"СВОБОДНОЕ ИСКУССТВО... ТРЕБУЕТ"
Завершая творческую жизнь, Фет, прежде многократно формулировавший в статьях и письмах свои эстетические убеждения, еще раз, быть может, с мыслью о том, что это будут итоговые обобщения, высказал их в переписке с поэтом К. Р. - своим горячим поклонником. Не то чтобы это было задумано как некий целостный и стройный трактат, но в итоге эпистолярного диалога, содержащего эстетические размышления и советы Фета, сложилось рассуждение "о поэтическом искусстве", своего рода фетовское "De arte poetica" (именно так назывался трактат Горация, переведенный Фетом).

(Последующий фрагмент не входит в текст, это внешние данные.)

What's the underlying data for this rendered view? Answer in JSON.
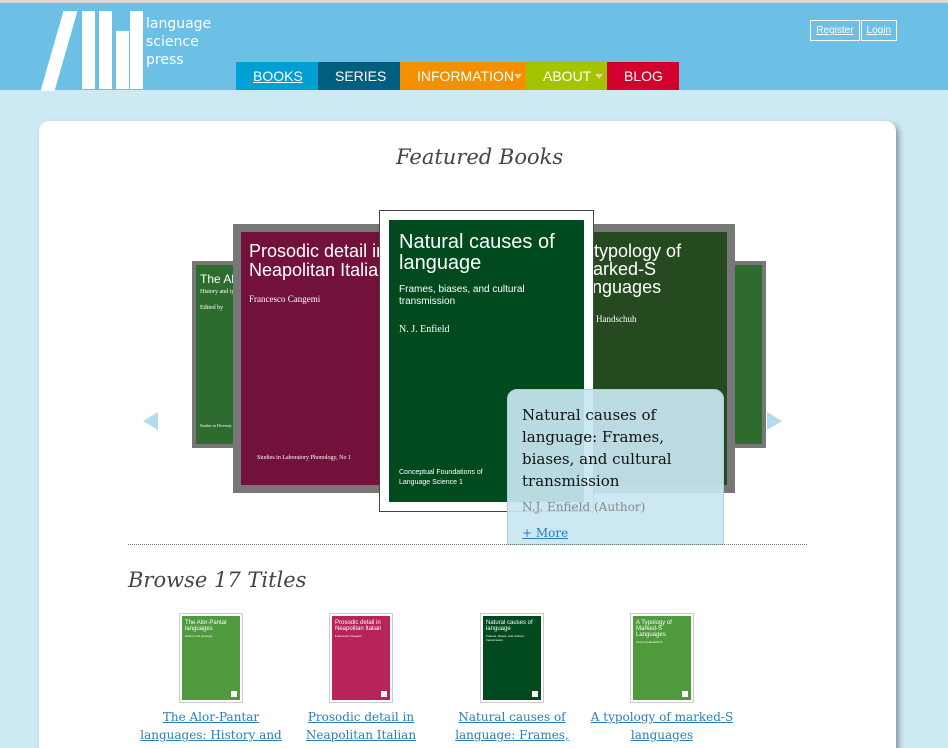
{
  "brand": {
    "line1": "language",
    "line2": "science",
    "line3": "press"
  },
  "account": {
    "register": "Register",
    "login": "Login"
  },
  "nav": [
    {
      "label": "BOOKS",
      "color": "#009fd4",
      "active": true
    },
    {
      "label": "SERIES",
      "color": "#005f7f"
    },
    {
      "label": "INFORMATION",
      "color": "#f39000"
    },
    {
      "label": "ABOUT",
      "color": "#a5c400"
    },
    {
      "label": "BLOG",
      "color": "#d3002d"
    }
  ],
  "featured": {
    "title": "Featured Books",
    "books": [
      {
        "title": "The Alor-Pantar languages",
        "subtitle": "History and typology",
        "editor": "Edited by",
        "series": "Studies in Diversity",
        "color": "#2e6b2e"
      },
      {
        "title": "Prosodic detail in Neapolitan Italian",
        "author": "Francesco Cangemi",
        "series": "Studies in Laboratory Phonology, No 1",
        "color": "#72123a"
      },
      {
        "title": "Natural causes of language",
        "subtitle": "Frames, biases, and cultural transmission",
        "author": "N. J. Enfield",
        "series": "Conceptual Foundations of Language Science 1",
        "color": "#004a1e"
      },
      {
        "title": "A typology of Marked-S languages",
        "author": "Handschuh",
        "color": "#264a20"
      },
      {
        "color": "#2e6b2e"
      }
    ],
    "tooltip": {
      "title": "Natural causes of language: Frames, biases, and cultural transmission",
      "author": "N.J. Enfield (Author)",
      "more": "+ More"
    }
  },
  "browse": {
    "title": "Browse 17 Titles",
    "items": [
      {
        "cover_title": "The Alor-Pantar languages",
        "cover_sub": "History and typology",
        "link": "The Alor-Pantar languages: History and",
        "color": "#4f9a3c"
      },
      {
        "cover_title": "Prosodic detail in Neapolitan Italian",
        "cover_sub": "Francesco Cangemi",
        "link": "Prosodic detail in Neapolitan Italian",
        "color": "#b8245a"
      },
      {
        "cover_title": "Natural causes of language",
        "cover_sub": "Frames, biases, and cultural transmission",
        "link": "Natural causes of language: Frames,",
        "color": "#004a1e"
      },
      {
        "cover_title": "A Typology of Marked-S Languages",
        "cover_sub": "Corinna Handschuh",
        "link": "A typology of marked-S languages",
        "color": "#4f9a3c"
      }
    ]
  },
  "colors": {
    "header": "#6cc0e5",
    "background": "#cce9f4",
    "link": "#2a7db8"
  }
}
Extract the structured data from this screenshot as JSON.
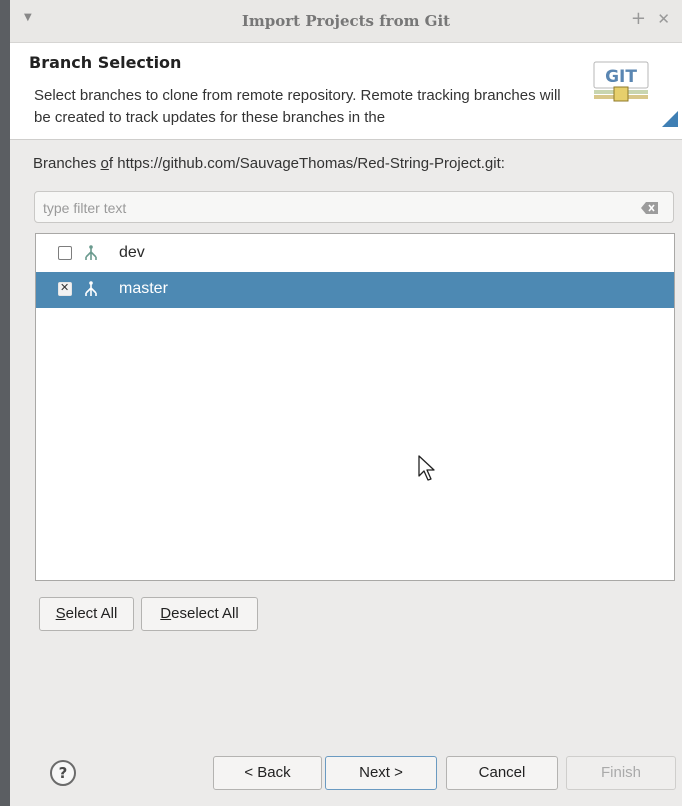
{
  "window": {
    "title": "Import Projects from Git"
  },
  "header": {
    "title": "Branch Selection",
    "description": "Select branches to clone from remote repository. Remote tracking branches will be created to track updates for these branches in the",
    "logo_text": "GIT"
  },
  "branches": {
    "label_prefix": "Branches ",
    "label_mnemonic": "o",
    "label_suffix": "f https://github.com/SauvageThomas/Red-String-Project.git:",
    "filter_placeholder": "type filter text",
    "items": [
      {
        "name": "dev",
        "checked": false,
        "selected": false
      },
      {
        "name": "master",
        "checked": true,
        "selected": true
      }
    ]
  },
  "selection_buttons": {
    "select_all_mnemonic": "S",
    "select_all_rest": "elect All",
    "deselect_all_mnemonic": "D",
    "deselect_all_rest": "eselect All"
  },
  "footer": {
    "help": "?",
    "back": "< Back",
    "next": "Next >",
    "cancel": "Cancel",
    "finish": "Finish"
  },
  "colors": {
    "selection": "#4d89b3",
    "dialog_bg": "#ecebea",
    "header_bg": "#ffffff"
  }
}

Речь идет не о литературе в целом, но только о поэзии, и притом - поэзии лирической. Лирическая же поэзия, по убеждению Фета, не терпит пространных, подробных описаний, - в ней все должно быть сконцентрировано вокруг лирического события, а изображение неопределенных чувств, в чем обычно упрекали "чистых поэтов", годится, по мысли Фета, только для прозы (неожиданное и очень интересное замечание). "Страдание, счастие, гнев, ужас и т.д., словом сказать, все мотивы дороги поэту как мотивы к произведению стройных и одноцентренных выпуклостей, а о том, что кто-то страдал неведомо чем, а другой при лунном свете его любил, может быть гораздо толковее разъяснено прозой, и рождается вопрос, зачем же тут стихи и рифмы? Зато пусть кто-нибудь попробует рассказать прозой любое стихотворение Гете, Пушкина, Тютчева или Гафиза" (27 декабря 1886 года) [55]. Заметим, что не только страдание, но гнев и ужас Фет считал законными темами лирики, за исключением тех произведений, в которых они имели социальное или политическое содержание.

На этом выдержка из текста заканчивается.